There will come a time when all life on Earth is in danger. Great Barbarian forces have arisen. Although these powers spend their wealth in preparations to annihilate one another, in reality they have a great deal in common – weapons of unfathomable destructive power and technologies that lay waste to the world. And at this time when all sentient life hangs by a single thread, the Kingdom of Shambhala will emerge.
But you cannot go there, for it is not a place – the Kingdom of Shambhala exists in the hearts and minds of the Shambhala Warriors. And you cannot tell a Shambhala Warrior by looking at them for they have no uniforms, wear no insignia, carry no banners. They have no barricades on which to climb to threaten the enemy or to hide behind or launch missiles from. S W have no home turf, but must move always on the terrain of the barbarians themselves.
The time comes when great courage, moral and physical courage – is required from Shambhala Warriors, for they must go into the very heart of the barbarian powers, into the places where the weapons are kept, to dismantle them. To dismantle these weapons they must go into the corridors of power where decisions are made.
And how can have such courage?
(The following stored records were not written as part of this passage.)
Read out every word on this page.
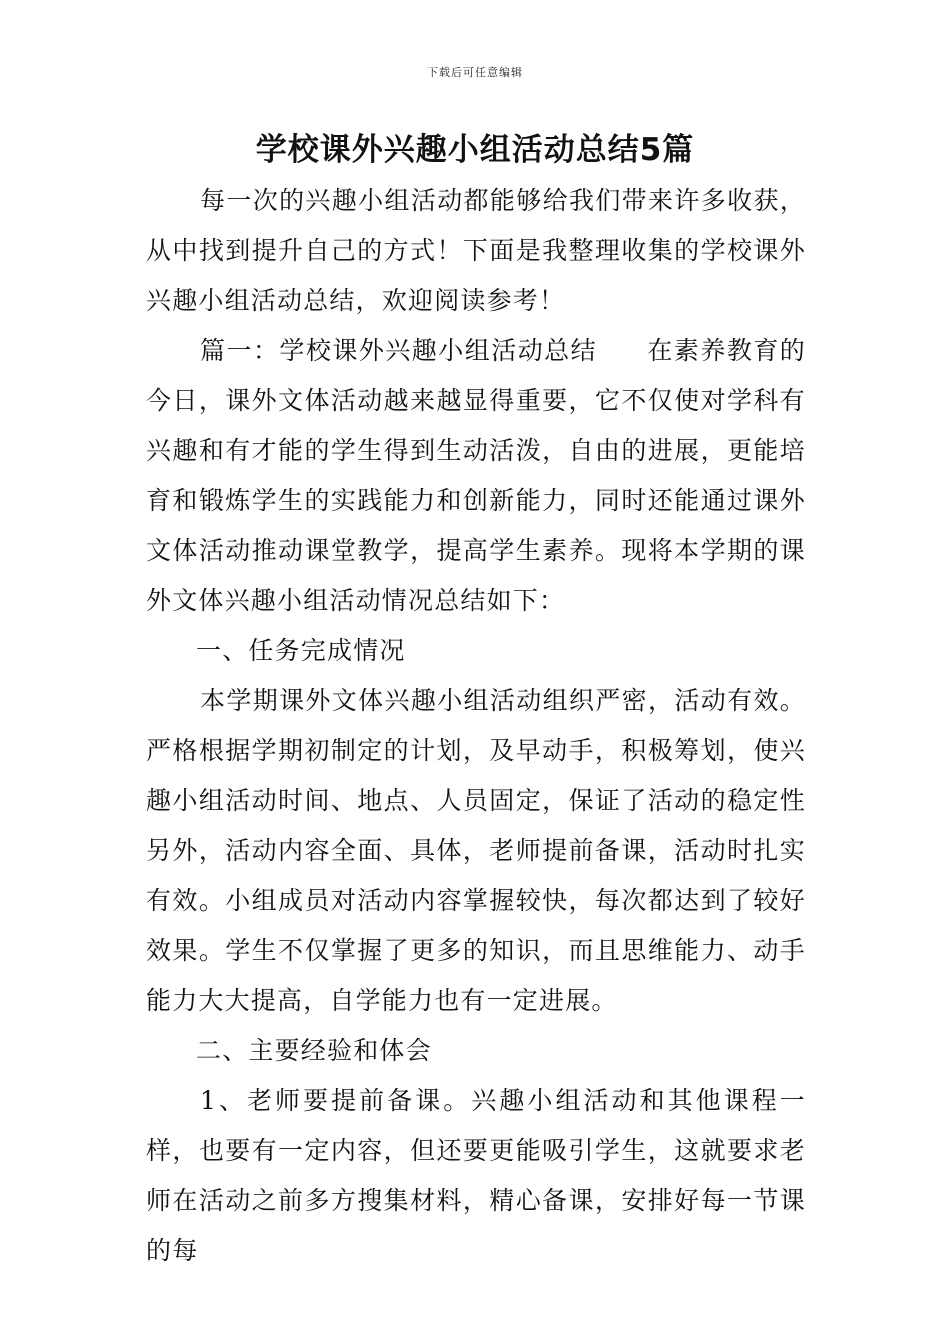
下载后可任意编辑
学校课外兴趣小组活动总结5篇

每一次的兴趣小组活动都能够给我们带来许多收获，从中找到提升自己的方式！下面是我整理收集的学校课外兴趣小组活动总结，欢迎阅读参考！

篇一：学校课外兴趣小组活动总结 在素养教育的今日，课外文体活动越来越显得重要，它不仅使对学科有兴趣和有才能的学生得到生动活泼，自由的进展，更能培育和锻炼学生的实践能力和创新能力，同时还能通过课外文体活动推动课堂教学，提高学生素养。现将本学期的课外文体兴趣小组活动情况总结如下：

一、任务完成情况

本学期课外文体兴趣小组活动组织严密，活动有效。严格根据学期初制定的计划，及早动手，积极筹划，使兴趣小组活动时间、地点、人员固定，保证了活动的稳定性另外，活动内容全面、具体，老师提前备课，活动时扎实有效。小组成员对活动内容掌握较快，每次都达到了较好效果。学生不仅掌握了更多的知识，而且思维能力、动手能力大大提高，自学能力也有一定进展。

二、主要经验和体会

1、老师要提前备课。兴趣小组活动和其他课程一样，也要有一定内容，但还要更能吸引学生，这就要求老师在活动之前多方搜集材料，精心备课，安排好每一节课的每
The Shambhala warriors have the courage to do this because they know that the weapons are manomaya, mind-made. Made by the human mind they can be unmade by the human mind. Shambhala Warriors know that the dangers that threaten life on Earth are not visited upon us by extra-terrestrial forces, or satanic deities or pre-ordained evil fate. The dangers that threaten our very existence arise out of our own decisions, our lifestyles, our relationships.
So how are Shambhala Warriors to prepare for this great task? Shambhala warriors are trained in the use of two weapons – insight and compassion. Both are necessary. You need compassion for it gives you the juice, the power the passion, to move. It calls us forth, it enables us to respond to the needs of the world without concern for ourselves – but compassion has heat, with too much compassion we can burn out so we need to coolness that insight brings. Insight allows us to see the radical interconnectedness of all things. Through insight we can see that there are no enemies, it gives us the wisdom to see that there are no ‘bad guys’ or ‘good guys’. In seeing how all things are interconnected, we see that in truth the line between good and evil runs through the landscape of every human heart. With insight we know that actions taken with pure intent resonate throughout the web of life, beyond what we can measure or discern. But of itself, insight can be too cool, too conceptual to sustain us and keep us moving, so we need the heat of compassion. Together these two can sustain us as agents of effective change. These are the gifts passed down to us from generation to generation that we can claim now in the healing of our world.